No que diz respeito ao Encarceramento e Genocídio do Povo Negro, o manifesto destaca que “é fundamental dizer que com a cortina de fumaça da guerra às drogas se exerce uma seletividade racial para encarcerar a matar a juventude negra no Brasil”. Ana Lúcia afirma que outros fatores contribuem para o encarceramento e genocídio do povo negro. “Quando se fala em segurança pública, temos que pensar nos territórios como espaço de pertencimento e convivência. No Espírito Santo, “tanto por parte da gestão estadual quanto das municipais, as políticas públicas, como as de saúde, educação e lazer, não são vistas, não se fazem presentes nas periferias”, destaca.
Na temática da Reparação e Bem Viver, reivindica a reparação histórica para o povo negro. “Reconhecer a escravidão e o tráfico de africanos enquanto crimes contra a humanidade e exigir reparação histórica é um ato político fundamental contra o racismo, discriminação racial, xenofobia e intolerâncias correlatas, como afirma e lembra o marco histórico que foi a Conferência Mundial de 2021 realizada pela ONU [Organização das Nações Unidas] em Durban”, diz.
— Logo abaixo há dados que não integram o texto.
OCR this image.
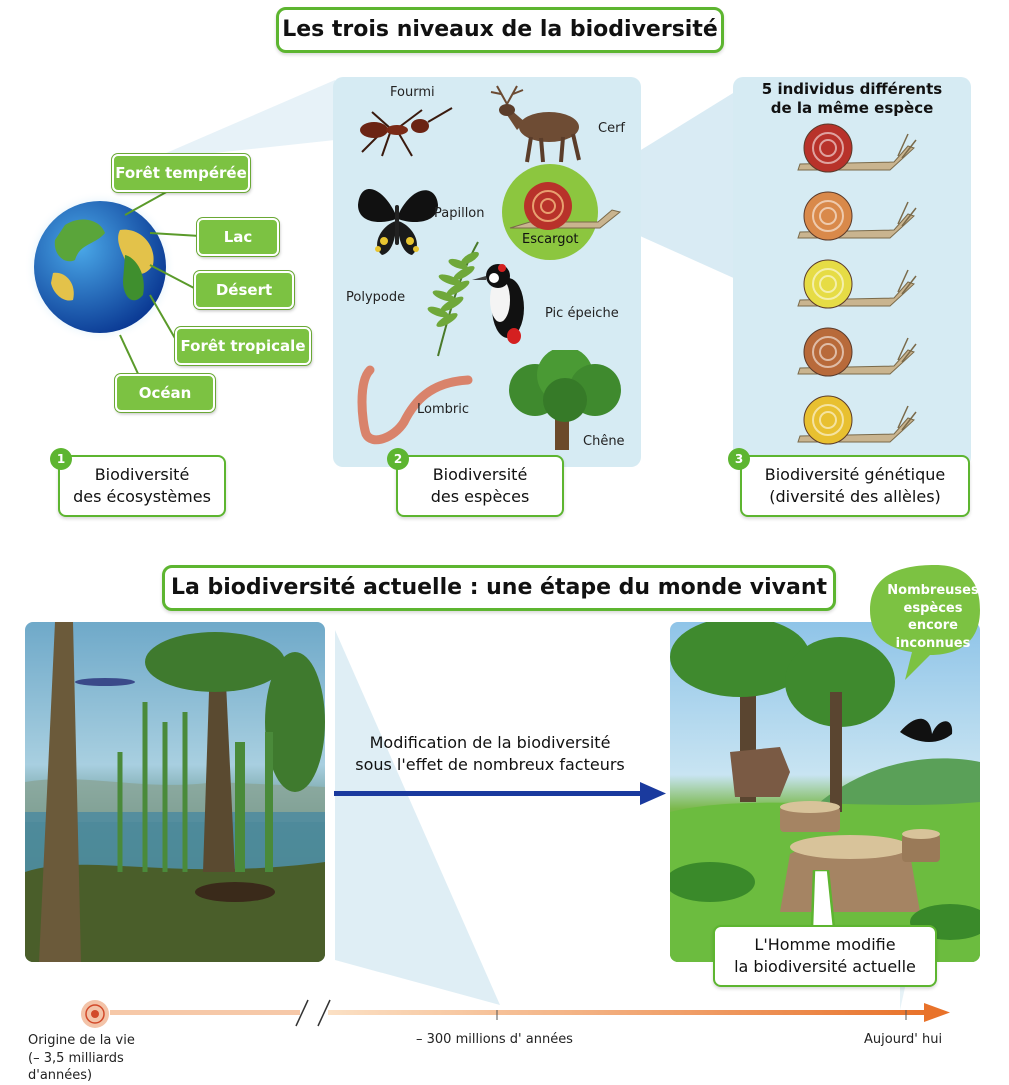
Les trois niveaux de la biodiversité
Forêt tempérée
Lac
Désert
Forêt tropicale
Océan
Biodiversité
des écosystèmes
1
Fourmi
Cerf
Papillon
Escargot
Polypode
Pic épeiche
Lombric
Chêne
Biodiversité
des espèces
2
5 individus différents
de la même espèce
Biodiversité génétique
(diversité des allèles)
3
La biodiversité actuelle : une étape du monde vivant
Modification de la biodiversité
sous l'effet de nombreux facteurs
Nombreuses
espèces
encore
inconnues
L'Homme modifie
la biodiversité actuelle
Origine de la vie
(– 3,5 milliards d'années)
– 300 millions d' années	Aujourd' hui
A AMB classifica o Brasil como um país “atrasado” no debate, nas ações e no entendimento das consequências da escravidão. Recorda políticas de ação afirmativa que considera importantes, como as cotas raciais para ingresso no ensino superior e nos concursos públicos, além da Lei 10.639, que prevê a obrigatoriedade, nas escolas, da temática da história e cultura afro-brasileira. “Contudo, ainda é preciso avançar muito, porque apenas essas poucas leis não reparam a desigualdade de oportunidades, sendo insuficientes no combate para a superação do racismo colonial e imperialista exercido pela sociedade brasileira racista”, aponta o manifesto.